A short walk down a steep narrow street beneath an archway led us out of the low-browed passage of the Etruscan Porta Susanna on to the wall itself. This rises up directly from La Cupa, as the indentation which the valley here makes is called. The wall follows the curves of the hills, always keeping close to the edge of the descent, and, as I have already said, where an angle is sharply turned a bold round tower stands out sentinel-wise against the blue sky.
PORTA SUSANNA
Below the wall the fertile dell was literally covered with vines, olives, fig and mulberry trees; plots of blue-green cabbage and shining lettuce covered bare spaces of brown earth. In winter a torrent flows through the Cupa.
To-day the long range of hill on the left looked red-brown, variegated with green and grey; behind its shoulder a more distant mountain showed opal; tall regular houses of the ancient city rose one behind another on the right, and the last brick tower, that of the Scalzi, rose above them all.
The wall makes here an inward angle before it goes out far away westward to another point of the star-shaped hill, and here the view becomes more beautiful. The outlines of the mountains cross, and reveal through the openings yet another ridge behind, and this farther ridge looks a delicate opal, while the sunbeams become less powerful. On the right the hills stretched in two purple undulating lines, between them a rosy vapour moved slowly, deepening in tint as it rose towards the orange-coloured clouds.

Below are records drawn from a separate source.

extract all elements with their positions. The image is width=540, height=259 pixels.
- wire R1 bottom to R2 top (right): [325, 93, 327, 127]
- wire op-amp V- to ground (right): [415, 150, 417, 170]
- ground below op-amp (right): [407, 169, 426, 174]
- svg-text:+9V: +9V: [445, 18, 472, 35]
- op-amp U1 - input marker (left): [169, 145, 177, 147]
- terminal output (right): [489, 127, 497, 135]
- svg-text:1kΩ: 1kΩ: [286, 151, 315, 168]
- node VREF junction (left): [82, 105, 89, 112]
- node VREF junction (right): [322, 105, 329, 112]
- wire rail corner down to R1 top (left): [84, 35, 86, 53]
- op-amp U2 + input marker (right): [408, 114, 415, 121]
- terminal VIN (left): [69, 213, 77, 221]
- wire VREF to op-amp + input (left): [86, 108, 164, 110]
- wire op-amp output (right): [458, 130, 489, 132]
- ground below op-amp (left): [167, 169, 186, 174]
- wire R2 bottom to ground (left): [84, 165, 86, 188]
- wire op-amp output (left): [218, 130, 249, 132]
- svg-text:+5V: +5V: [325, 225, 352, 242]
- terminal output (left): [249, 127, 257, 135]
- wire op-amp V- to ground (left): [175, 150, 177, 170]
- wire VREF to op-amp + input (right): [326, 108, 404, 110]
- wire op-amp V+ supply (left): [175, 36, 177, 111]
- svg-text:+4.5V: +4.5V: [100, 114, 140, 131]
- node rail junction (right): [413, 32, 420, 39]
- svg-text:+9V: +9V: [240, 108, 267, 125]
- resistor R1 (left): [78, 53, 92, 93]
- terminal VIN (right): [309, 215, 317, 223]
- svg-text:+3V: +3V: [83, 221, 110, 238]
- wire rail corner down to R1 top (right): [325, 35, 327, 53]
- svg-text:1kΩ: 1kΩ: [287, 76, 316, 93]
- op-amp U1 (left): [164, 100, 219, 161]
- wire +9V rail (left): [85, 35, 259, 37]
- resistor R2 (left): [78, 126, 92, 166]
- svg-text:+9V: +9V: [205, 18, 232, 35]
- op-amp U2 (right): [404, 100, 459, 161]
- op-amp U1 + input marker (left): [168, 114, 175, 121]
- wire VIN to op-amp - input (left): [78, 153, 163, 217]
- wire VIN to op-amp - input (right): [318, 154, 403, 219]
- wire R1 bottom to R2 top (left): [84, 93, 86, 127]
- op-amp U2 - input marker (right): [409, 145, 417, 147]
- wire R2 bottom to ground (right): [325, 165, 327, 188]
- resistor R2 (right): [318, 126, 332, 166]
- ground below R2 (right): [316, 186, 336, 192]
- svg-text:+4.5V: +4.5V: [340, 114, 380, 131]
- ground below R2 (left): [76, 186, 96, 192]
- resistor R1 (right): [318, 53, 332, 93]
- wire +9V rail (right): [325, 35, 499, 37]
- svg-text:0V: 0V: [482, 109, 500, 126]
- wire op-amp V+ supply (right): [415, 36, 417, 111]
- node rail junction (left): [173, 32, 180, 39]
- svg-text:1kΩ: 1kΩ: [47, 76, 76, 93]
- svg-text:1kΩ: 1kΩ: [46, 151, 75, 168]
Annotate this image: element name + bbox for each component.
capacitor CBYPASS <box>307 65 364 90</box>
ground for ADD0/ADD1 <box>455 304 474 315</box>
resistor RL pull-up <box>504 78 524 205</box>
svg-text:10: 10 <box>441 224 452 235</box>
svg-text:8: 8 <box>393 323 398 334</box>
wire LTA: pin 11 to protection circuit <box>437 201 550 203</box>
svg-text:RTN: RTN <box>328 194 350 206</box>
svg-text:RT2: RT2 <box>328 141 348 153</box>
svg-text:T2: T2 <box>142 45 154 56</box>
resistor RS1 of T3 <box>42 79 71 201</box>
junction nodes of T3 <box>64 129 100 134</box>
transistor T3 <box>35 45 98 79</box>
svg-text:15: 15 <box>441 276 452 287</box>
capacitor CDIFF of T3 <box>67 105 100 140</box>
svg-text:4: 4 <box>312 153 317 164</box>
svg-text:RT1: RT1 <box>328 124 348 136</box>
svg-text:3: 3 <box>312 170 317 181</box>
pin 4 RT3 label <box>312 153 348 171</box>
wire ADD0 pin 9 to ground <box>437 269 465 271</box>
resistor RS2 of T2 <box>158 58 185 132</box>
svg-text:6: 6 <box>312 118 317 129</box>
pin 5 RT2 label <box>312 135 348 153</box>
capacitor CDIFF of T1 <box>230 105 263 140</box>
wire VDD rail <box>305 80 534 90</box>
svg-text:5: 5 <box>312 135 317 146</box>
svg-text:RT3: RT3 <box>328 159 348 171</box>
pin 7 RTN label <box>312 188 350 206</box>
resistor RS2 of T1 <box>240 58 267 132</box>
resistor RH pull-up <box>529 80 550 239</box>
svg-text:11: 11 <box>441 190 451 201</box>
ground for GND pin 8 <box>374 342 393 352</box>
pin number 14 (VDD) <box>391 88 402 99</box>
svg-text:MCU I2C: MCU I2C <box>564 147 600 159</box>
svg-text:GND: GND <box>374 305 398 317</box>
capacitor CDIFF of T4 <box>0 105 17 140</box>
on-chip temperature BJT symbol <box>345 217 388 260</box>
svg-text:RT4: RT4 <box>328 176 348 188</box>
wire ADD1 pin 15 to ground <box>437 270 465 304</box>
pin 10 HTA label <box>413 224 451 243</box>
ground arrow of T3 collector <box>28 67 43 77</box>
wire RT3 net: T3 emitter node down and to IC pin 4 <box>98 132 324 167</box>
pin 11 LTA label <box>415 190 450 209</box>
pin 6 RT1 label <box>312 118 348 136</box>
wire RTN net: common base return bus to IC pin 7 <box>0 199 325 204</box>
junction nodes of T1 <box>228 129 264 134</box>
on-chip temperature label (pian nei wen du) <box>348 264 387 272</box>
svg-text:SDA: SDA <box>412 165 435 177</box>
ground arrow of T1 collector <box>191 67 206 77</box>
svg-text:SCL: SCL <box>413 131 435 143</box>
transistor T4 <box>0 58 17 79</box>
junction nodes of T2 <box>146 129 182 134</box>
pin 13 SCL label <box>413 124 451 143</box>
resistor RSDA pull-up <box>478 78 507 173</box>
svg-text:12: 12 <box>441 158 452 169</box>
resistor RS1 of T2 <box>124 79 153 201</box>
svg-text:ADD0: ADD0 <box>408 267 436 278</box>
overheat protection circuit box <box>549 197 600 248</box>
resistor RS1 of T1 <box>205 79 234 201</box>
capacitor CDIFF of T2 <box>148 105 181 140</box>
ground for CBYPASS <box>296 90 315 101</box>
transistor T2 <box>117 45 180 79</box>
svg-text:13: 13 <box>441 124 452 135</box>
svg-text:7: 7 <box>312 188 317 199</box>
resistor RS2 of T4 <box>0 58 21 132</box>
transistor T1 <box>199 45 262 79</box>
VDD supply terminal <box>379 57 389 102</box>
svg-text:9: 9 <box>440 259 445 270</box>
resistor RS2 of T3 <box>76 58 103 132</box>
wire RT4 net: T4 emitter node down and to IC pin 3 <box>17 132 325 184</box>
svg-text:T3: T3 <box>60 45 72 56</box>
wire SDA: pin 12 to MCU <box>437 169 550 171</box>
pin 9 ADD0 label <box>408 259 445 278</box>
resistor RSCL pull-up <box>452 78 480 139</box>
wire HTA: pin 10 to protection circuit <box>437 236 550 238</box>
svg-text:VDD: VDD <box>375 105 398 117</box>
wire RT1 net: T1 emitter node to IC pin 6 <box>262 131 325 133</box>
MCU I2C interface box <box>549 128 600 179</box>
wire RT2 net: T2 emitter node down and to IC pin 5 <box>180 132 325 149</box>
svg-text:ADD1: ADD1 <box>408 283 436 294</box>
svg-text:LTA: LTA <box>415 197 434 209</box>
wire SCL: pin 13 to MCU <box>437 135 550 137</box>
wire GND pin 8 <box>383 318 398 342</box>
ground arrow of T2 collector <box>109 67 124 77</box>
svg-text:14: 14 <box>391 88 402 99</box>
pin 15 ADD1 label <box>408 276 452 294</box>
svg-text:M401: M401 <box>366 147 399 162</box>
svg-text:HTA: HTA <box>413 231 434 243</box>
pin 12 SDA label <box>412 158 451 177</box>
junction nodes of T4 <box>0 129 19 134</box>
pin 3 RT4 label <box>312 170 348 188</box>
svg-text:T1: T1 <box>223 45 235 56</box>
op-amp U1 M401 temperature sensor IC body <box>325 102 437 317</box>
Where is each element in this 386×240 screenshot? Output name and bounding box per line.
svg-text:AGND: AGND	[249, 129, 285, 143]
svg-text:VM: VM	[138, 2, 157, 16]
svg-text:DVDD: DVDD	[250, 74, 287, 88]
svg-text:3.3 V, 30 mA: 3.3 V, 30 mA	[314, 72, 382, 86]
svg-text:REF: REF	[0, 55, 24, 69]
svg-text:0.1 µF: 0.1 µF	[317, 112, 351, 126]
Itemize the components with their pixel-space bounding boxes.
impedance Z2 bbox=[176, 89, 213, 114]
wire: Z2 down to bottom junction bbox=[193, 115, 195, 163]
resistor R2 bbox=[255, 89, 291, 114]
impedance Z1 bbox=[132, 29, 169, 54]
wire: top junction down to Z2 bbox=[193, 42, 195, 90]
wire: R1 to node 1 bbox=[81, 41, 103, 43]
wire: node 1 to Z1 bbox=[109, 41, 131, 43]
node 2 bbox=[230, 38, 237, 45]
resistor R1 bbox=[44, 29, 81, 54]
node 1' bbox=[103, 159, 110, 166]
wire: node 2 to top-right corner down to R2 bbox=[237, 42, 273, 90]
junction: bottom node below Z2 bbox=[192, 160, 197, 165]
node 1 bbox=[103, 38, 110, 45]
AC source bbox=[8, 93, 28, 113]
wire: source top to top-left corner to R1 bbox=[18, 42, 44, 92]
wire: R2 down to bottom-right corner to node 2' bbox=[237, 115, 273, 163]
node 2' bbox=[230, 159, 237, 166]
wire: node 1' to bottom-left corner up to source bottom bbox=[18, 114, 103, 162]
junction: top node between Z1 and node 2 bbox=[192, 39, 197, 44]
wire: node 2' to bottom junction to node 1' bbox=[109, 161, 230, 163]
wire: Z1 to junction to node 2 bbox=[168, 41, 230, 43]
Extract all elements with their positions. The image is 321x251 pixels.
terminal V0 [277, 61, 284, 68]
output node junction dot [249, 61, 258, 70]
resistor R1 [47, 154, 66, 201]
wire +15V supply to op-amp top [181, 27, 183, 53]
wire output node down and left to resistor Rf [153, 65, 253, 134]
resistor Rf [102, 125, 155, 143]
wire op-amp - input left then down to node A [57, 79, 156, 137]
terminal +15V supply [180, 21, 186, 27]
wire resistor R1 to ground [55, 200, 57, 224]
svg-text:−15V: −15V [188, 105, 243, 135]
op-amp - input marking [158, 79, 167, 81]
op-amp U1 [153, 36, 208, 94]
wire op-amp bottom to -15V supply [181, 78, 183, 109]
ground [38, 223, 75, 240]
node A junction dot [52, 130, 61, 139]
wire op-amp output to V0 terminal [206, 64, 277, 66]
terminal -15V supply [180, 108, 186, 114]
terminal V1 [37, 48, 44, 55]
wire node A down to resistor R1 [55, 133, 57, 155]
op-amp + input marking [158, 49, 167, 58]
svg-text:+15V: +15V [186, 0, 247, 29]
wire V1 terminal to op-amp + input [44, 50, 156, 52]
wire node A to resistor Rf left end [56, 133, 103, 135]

Masses of grey now sent up warnings from below, and partly obscured the rosy vapour; southward the grey took a lurid tinge, and across it floated pale phantom-like cloudlets. The far-off hill, as we looked southward, had become a purple-blue, while the town in the space between climbed upwards in terraces, the houses bowered in vines and garden blossoms.
This is not so extended a prospect as some others that are to be had from the walls of Perugia, but I am inclined to consider it one of the most interesting, from the double view it offers of the town and of the quaint formation of the steep-sided, triangular valley, with its mysterious depth of vegetation below.
We kept along the wall for some distance, then our road led us away from it between old stone garden walls, supports for vines and figs, and brilliant orange begonia blossoms which peep above them. Quaint side-streets looked tempting on our left. Going up one of these, we found a portion of Etruscan wall with an opening in it of the same period of stone-work.
The street beyond mounted steeply to where a brick arch spanned it: on one side a flight of broken steps led up to a tall house above the wall; a loggia, corbelled out from between the house and the grey pointed arch, was filled with charming foliage and flowers; an iron crane projected from the balcony over a brick water-tank beside the broken steps. The variety of form and colour was most vivid against the shadow within the arch; its two projecting imposts were massive slabs of travertine, and beside one of these, gleaming out of the shadow, was a little shrine with a nosegay of freshly-gathered flowers.